For the last year or two, I have been working to make writing my second act. Actually it’s my third or fourth act, depending on how I count my past experiences: lawyer, full-time parent, small business manager. I have spent time learning about craft. After completing last fall’s semester of creative writing and poetry, I decided to take a break from writing.   Well, that’s not entirely true. I have spent the last several months being a writer.

I’ve discovered that writing isn’t just sitting in a garret putting words on paper. It requires hours of examining and ultimately discarding story ideas. Days in the library doing research. Weeks spent writing a story or poem. Sharing the work in progress with a critique group. Months of editing and revision.

This is not a process to be taken lightly. Writers express themselves to satisfy personal needs. Yet we must consider the needs of our readers as we revise. We are writing to be heard after all. I find revising to be a never-ending process. I constantly tweak the story, never satisfied that it’s right. I once heard an anecdote about an artist who broke into a museum to “fix” his painting–I understand completely.

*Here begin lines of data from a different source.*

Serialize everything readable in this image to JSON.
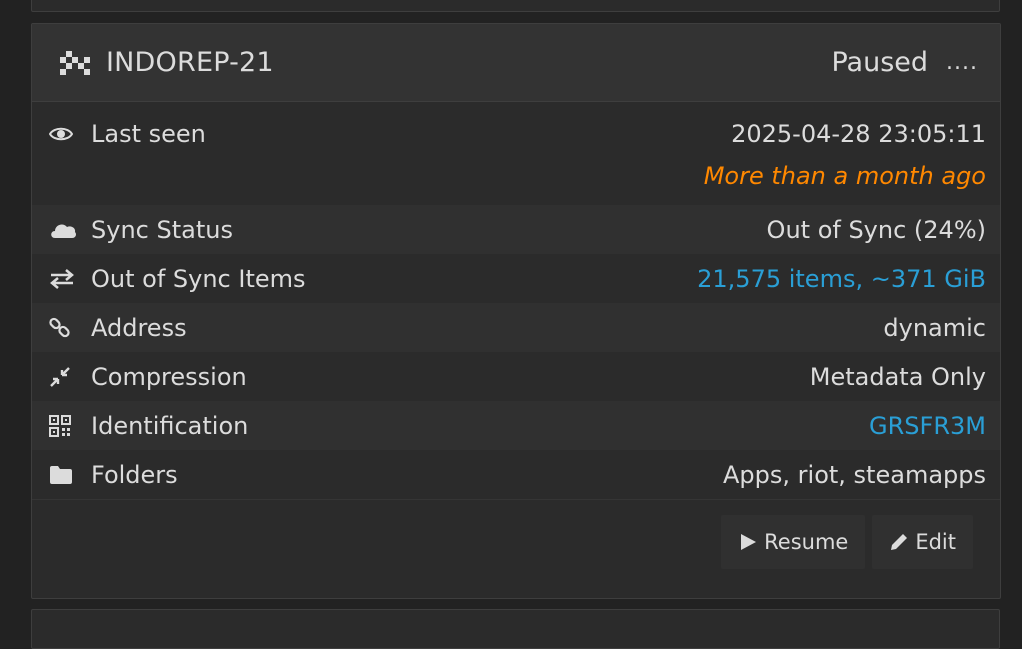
{
  "device": {
    "name": "INDOREP-21",
    "state": "Paused",
    "state_dots": "...."
  },
  "rows": {
    "last_seen": {
      "label": "Last seen",
      "value": "2025-04-28 23:05:11",
      "note": "More than a month ago",
      "icon": "eye-icon"
    },
    "sync_status": {
      "label": "Sync Status",
      "value": "Out of Sync (24%)",
      "icon": "cloud-icon"
    },
    "out_of_sync_items": {
      "label": "Out of Sync Items",
      "value": "21,575 items, ~371 GiB",
      "icon": "exchange-icon"
    },
    "address": {
      "label": "Address",
      "value": "dynamic",
      "icon": "link-icon"
    },
    "compression": {
      "label": "Compression",
      "value": "Metadata Only",
      "icon": "compress-icon"
    },
    "identification": {
      "label": "Identification",
      "value": "GRSFR3M",
      "icon": "qrcode-icon"
    },
    "folders": {
      "label": "Folders",
      "value": "Apps, riot, steamapps",
      "icon": "folder-icon"
    }
  },
  "actions": {
    "resume_label": "Resume",
    "edit_label": "Edit"
  },
  "colors": {
    "background": "#222222",
    "panel": "#2b2b2b",
    "link": "#2a9fd6",
    "warning": "#ff8800"
  }
}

Once we are satisfied that our work is as good as it can be (or in my case, once I force myself to stop fiddling with it), it’s time to send the work off for publication. Yes, the end goal is publication, right? I’ve had any number of professors say “If you’re not writing to be published, you’re just ____.” (To spare my gentle readers, I will just say that the word is what the Victorians referred to as “self-pleasuring.”) It took me several years to screw up the courage to send work out. I began slowly, sending off a poem here and there. I was successful with one poem so I took that as a cosmic sign that my writing wasn’t too awful.

Over the past three months, I’ve discovered that submitting for publication is a full-time occupation, albeit a non-paying one. I spent weeks scouring Duotrope’s database, studying the various markets for literary fiction. Then I read samples of selected journals and studied their submission guidelines, another time-consuming task. Finally, my research completed, I sent out several stories and poems, gritting my teeth as I clicked the submit button.

Of course, the rejections have rolled in (Oh, look, there’s that rejection email I sent away for!) but there are glimmers of light. One poem has been accepted. A journal editor said they are very interested in one short story if I make some revisions. (See? I knew it wasn’t done!) I won’t get rich but at least I can say I’m a writer.

Now my break from writing is over. It’s time for me to get back to the creative side, which is the best part.